Riefenstahl expõe a cineasta favorita dos nazistas

Sombriamente influente, o cinema da propagandista nazista Leni Riefenstahl é uma poderosa mistura de arte e propaganda. Ela agora é tema de um novo documentário que aborda a questão da culpa de uma artista talentosa que trabalhou para um regime desprezível.

Uma entrevista com
Andres Veiel

Jacobin


Entre arte e propaganda, invenção cinematográfica real e kitsch atroz, a diretora de cinema da era nazista, Leni Riefenstahl, deixou um legado complicado. Um novo documentário de Andres Veiel explora sua herança. (Corbis via Getty Images)

Entrevista por
Ed Rampell

Quando se pensa na elite nazista, duas mulheres proeminentes provavelmente vêm à mente: a parceira de Adolf Hitler, Eva Braun, e a dançarina-atriz-diretora Leni Riefenstahl.

Hoje, a influência cinematográfica de Riefenstahl é, frustrantemente, inegável. Foram seus documentários impressionantes e inquietantemente encenados que trouxeram pela primeira vez o espetáculo do nazismo para o cenário mundial em obras como O Triunfo da Vontade (1935) e Olympia (1938), seu filme sobre os Jogos Olímpicos de 1936 realizados em Berlim. Ecos da estética de Riefenstahl podem ser vistos hoje em filmes tão diversos quanto o final do Star Wars original e o trabalho do lendário diretor (e apaixonado esquerdista) Orson Welles, que notoriamente e com relutância elogiou os talentos cinematográficos de Riefenstahl na televisão nacional. Leni, que Andres Veiel chama de "um protótipo do fascismo", é agora o tema do novo documentário do diretor alemão, Riefenstahl, agora em cartaz em Nova York e Los Angeles.

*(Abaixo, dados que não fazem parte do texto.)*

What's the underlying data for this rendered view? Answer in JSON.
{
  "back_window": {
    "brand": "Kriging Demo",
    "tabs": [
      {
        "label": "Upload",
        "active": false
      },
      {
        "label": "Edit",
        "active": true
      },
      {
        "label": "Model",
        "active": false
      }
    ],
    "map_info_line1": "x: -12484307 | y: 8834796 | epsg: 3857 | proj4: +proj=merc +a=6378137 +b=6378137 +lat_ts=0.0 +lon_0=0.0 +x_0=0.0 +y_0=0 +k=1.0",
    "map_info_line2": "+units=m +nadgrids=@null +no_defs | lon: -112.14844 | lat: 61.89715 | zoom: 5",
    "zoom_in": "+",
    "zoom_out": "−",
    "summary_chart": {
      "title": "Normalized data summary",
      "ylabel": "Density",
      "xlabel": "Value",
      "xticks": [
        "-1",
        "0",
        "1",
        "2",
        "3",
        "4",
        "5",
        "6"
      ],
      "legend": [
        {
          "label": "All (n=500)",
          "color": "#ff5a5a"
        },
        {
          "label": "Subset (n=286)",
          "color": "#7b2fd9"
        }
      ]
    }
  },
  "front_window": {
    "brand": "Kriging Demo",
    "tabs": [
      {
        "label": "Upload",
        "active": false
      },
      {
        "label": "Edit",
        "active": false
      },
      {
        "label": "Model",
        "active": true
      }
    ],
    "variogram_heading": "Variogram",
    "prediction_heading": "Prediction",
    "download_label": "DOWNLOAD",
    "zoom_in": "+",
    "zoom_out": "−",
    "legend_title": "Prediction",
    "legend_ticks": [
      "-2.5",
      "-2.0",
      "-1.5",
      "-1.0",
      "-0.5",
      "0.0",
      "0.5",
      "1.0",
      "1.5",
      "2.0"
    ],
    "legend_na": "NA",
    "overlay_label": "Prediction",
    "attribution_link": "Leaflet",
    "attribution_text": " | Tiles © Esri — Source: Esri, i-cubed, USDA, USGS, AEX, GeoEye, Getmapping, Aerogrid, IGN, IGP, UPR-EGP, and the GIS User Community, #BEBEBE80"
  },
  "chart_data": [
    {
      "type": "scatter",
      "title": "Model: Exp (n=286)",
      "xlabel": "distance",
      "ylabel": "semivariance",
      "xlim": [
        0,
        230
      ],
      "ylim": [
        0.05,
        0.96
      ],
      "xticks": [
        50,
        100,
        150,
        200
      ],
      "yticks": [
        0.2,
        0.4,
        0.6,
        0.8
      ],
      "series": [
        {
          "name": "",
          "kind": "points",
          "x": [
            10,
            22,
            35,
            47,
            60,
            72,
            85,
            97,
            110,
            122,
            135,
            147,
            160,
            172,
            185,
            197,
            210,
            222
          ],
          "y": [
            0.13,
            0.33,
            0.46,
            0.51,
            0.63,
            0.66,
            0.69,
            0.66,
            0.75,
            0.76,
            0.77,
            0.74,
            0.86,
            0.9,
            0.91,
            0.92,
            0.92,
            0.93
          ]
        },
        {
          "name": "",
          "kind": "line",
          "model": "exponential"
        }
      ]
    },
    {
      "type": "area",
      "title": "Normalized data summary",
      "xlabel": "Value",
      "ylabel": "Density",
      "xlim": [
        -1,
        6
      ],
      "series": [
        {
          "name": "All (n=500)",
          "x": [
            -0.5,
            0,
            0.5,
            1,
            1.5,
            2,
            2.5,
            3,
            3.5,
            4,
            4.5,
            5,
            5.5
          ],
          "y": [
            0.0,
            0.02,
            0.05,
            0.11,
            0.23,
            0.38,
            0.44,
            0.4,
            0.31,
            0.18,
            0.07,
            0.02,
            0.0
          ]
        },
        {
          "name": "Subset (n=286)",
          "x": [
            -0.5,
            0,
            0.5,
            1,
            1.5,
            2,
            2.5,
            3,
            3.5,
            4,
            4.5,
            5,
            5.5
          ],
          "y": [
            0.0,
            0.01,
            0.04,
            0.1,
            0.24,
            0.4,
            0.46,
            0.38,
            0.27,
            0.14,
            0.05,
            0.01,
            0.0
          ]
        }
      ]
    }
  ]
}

Veiel, nascido em Stuttgart, recebeu muitos elogios, incluindo o prêmio Cinema & Arts do Festival de Cinema de Veneza pelo documentário de 115 minutos, Riefenstahl, que é profundamente pesquisado. A filmografia do multi-talentoso autor varia de longas-metragens a documentários e peças de teatro. Seu filme de 2011, If Not Us, Who? sobre a gangue Baader-Meinhof da Alemanha, ganhou dois prêmios no Festival Internacional de Cinema de Berlim e foi indicado para o Urso de Ouro de Berlim.

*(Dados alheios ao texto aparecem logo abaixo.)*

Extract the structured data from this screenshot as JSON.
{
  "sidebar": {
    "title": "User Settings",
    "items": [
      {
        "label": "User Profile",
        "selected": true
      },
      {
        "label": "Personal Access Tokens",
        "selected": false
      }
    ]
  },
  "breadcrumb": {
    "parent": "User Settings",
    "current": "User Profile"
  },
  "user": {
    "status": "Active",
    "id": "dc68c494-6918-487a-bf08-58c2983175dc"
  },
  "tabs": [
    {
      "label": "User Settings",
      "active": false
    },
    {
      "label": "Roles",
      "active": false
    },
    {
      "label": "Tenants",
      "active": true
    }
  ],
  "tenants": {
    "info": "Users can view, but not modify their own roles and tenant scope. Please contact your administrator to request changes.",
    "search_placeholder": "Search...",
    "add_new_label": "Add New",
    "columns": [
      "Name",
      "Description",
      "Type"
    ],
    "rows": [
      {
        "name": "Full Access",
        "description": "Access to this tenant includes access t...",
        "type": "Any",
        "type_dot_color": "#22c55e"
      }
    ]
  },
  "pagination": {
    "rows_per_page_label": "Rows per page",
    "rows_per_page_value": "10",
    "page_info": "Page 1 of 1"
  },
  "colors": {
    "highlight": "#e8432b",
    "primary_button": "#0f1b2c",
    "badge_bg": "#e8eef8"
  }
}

Por que Riefenstahl está voltando à tona agora? Tom Jacobson, dramaturgo de Crevasse, um drama de 2024 sobre Leni em Hollywood, disse à Jacobin: "À medida que o governo americano manipula com sucesso o sentimento público e produz mais mentiras do que nunca em nossa história (o que é muito), é fundamental que examinemos a propaganda inovadora e habilidosa de Leni Riefenstahl para os nazistas. Como ela fez isso? Quais foram as consequências? E como podemos nos proteger das mentiras fascistas hoje?"

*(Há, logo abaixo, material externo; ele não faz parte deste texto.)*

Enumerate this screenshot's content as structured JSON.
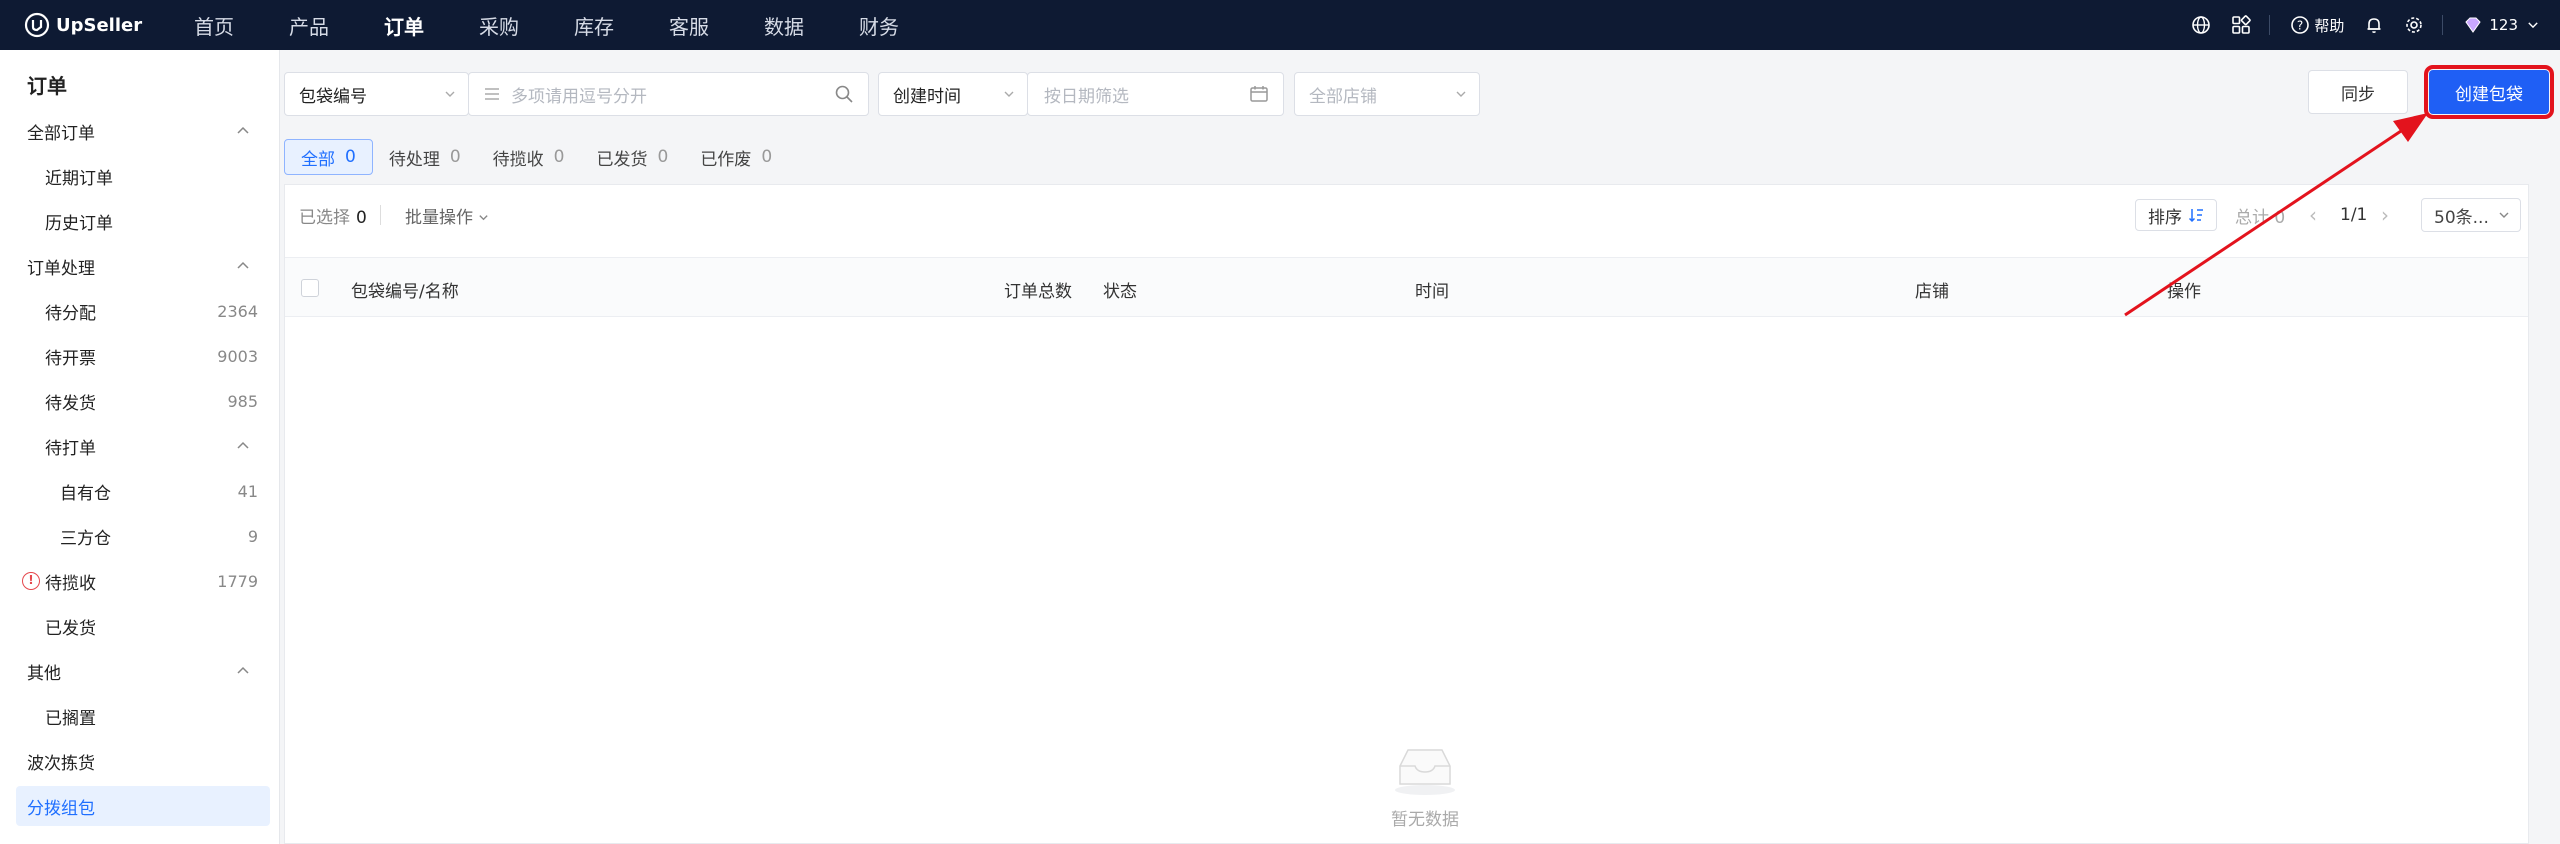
{
  "brand": {
    "name": "UpSeller"
  },
  "nav": {
    "items": [
      "首页",
      "产品",
      "订单",
      "采购",
      "库存",
      "客服",
      "数据",
      "财务"
    ],
    "active": "订单"
  },
  "topright": {
    "help": "帮助",
    "user": "123"
  },
  "sidebar": {
    "title": "订单",
    "sections": {
      "all_orders": "全部订单",
      "recent": "近期订单",
      "history": "历史订单",
      "processing": "订单处理",
      "to_assign": "待分配",
      "to_assign_count": "2364",
      "to_invoice": "待开票",
      "to_invoice_count": "9003",
      "to_ship": "待发货",
      "to_ship_count": "985",
      "to_print": "待打单",
      "own_wh": "自有仓",
      "own_wh_count": "41",
      "third_wh": "三方仓",
      "third_wh_count": "9",
      "to_pickup": "待揽收",
      "to_pickup_count": "1779",
      "shipped": "已发货",
      "others": "其他",
      "shelved": "已搁置",
      "wave_pick": "波次拣货",
      "sort_pack": "分拨组包"
    }
  },
  "filters": {
    "search_type": "包袋编号",
    "search_placeholder": "多项请用逗号分开",
    "time_type": "创建时间",
    "date_placeholder": "按日期筛选",
    "store_placeholder": "全部店铺"
  },
  "buttons": {
    "sync": "同步",
    "create": "创建包袋"
  },
  "tabs": [
    {
      "label": "全部",
      "count": "0"
    },
    {
      "label": "待处理",
      "count": "0"
    },
    {
      "label": "待揽收",
      "count": "0"
    },
    {
      "label": "已发货",
      "count": "0"
    },
    {
      "label": "已作废",
      "count": "0"
    }
  ],
  "toolbar": {
    "selected_label": "已选择",
    "selected_count": "0",
    "batch": "批量操作",
    "sort": "排序",
    "total": "总计 0",
    "page": "1/1",
    "page_size": "50条..."
  },
  "table": {
    "headers": [
      "包袋编号/名称",
      "订单总数",
      "状态",
      "时间",
      "店铺",
      "操作"
    ]
  },
  "empty_text": "暂无数据",
  "colors": {
    "topbar": "#0e1a33",
    "primary": "#1f5ff5",
    "highlight": "#e3131d"
  }
}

Nesta conversa franca, Veiel aborda pontos semelhantes sobre ideologia e estética, a culpa de Riefenstahl e a verdade sobre o que ela realmente pensava das atrocidades nazistas que testemunhou. Andres Veiel foi entrevistado via Zoom em Nova York. Esta entrevista foi editada para maior clareza.

Ed Rampell

Quem foi Leni Riefenstahl?

Andres Veiel

Leni Riefenstahl foi uma das cineastas mais controversas de todos os tempos. Ela fez filmes para o Terceiro Reich. Ela foi apoiada pelo próprio Adolf Hitler. Ela fez um filme sobre o comício nazista de 1933-34, O Triunfo da Vontade. Ela também fez um filme sobre os Jogos Olímpicos, Olympia, e ficou mundialmente famosa por causa desses filmes. Muitas pessoas a elogiam até hoje como uma das cineastas mais importantes de sempre. Até mesmo Tarantino fez isso. Mas eu tenho uma perspectiva mais crítica sobre ela.

Ed Rampell

Conte-nos sobre os místicos "filmes de montanha" que Riefenstahl estrelou e dirigiu.

Andres Veiel

Ela foi, antes de tudo, atriz na década de 1920. Uma atriz bastante famosa em muitos dos filmes de montanha. Ela também dirigiu "A Luz Azul", de 1932. É kitsch; o enredo é muito simples, mas ela se tornou mundialmente famosa com esses filmes. Ela ganhou um prêmio no Festival de Cinema de Veneza e Hitler assistiu ao filme e a engajou, dizendo: "Você tem que fazer todos esses filmes para o nosso partido". E foi o que ela fez depois.

Ela fez "O Triunfo da Vontade" e "Olympia", e Hitler a apoiou e lhe deu todas as oportunidades, todo o dinheiro de que precisava. É o sonho de todo cineasta ter todas essas possibilidades, chances, dinheiro e orçamento. Foi o que ela fez e se tornou famosa com esses filmes.

Ed Rampell

Riefenstahl é conhecida como "a cineasta favorita de Hitler". Além do seu documentário, Riefenstahl também está presente na literatura e no teatro contemporâneos — como personagem secundária no romance de Daniel Kehlmann, "O Diretor", de 2023, e como protagonista feminina na peça de Tom Jacobson, "Crevasse", de 2024, sobre o encontro de Riefenstahl com Walt Disney. Por que você acha que Leni Riefenstahl está retornando neste momento?

Andres Veiel

Em primeiro lugar, para mim, ela é um protótipo do fascismo. Em relação à sua estética, você pode vivenciar um renascimento dela quando observa como os desfiles em Moscou são filmados — os planos baixos de Putin, as massas, os soldados, todos com o rosto para cima. É a estética do Triunfo da Vontade e a celebração da saúde, da supremacia de uma nação. O desprezo pelos chamados outros, os estrangeiros, os migrantes, que são criminosos, lunáticos. Estamos vivenciando um renascimento dessa ideologia, dessa estética.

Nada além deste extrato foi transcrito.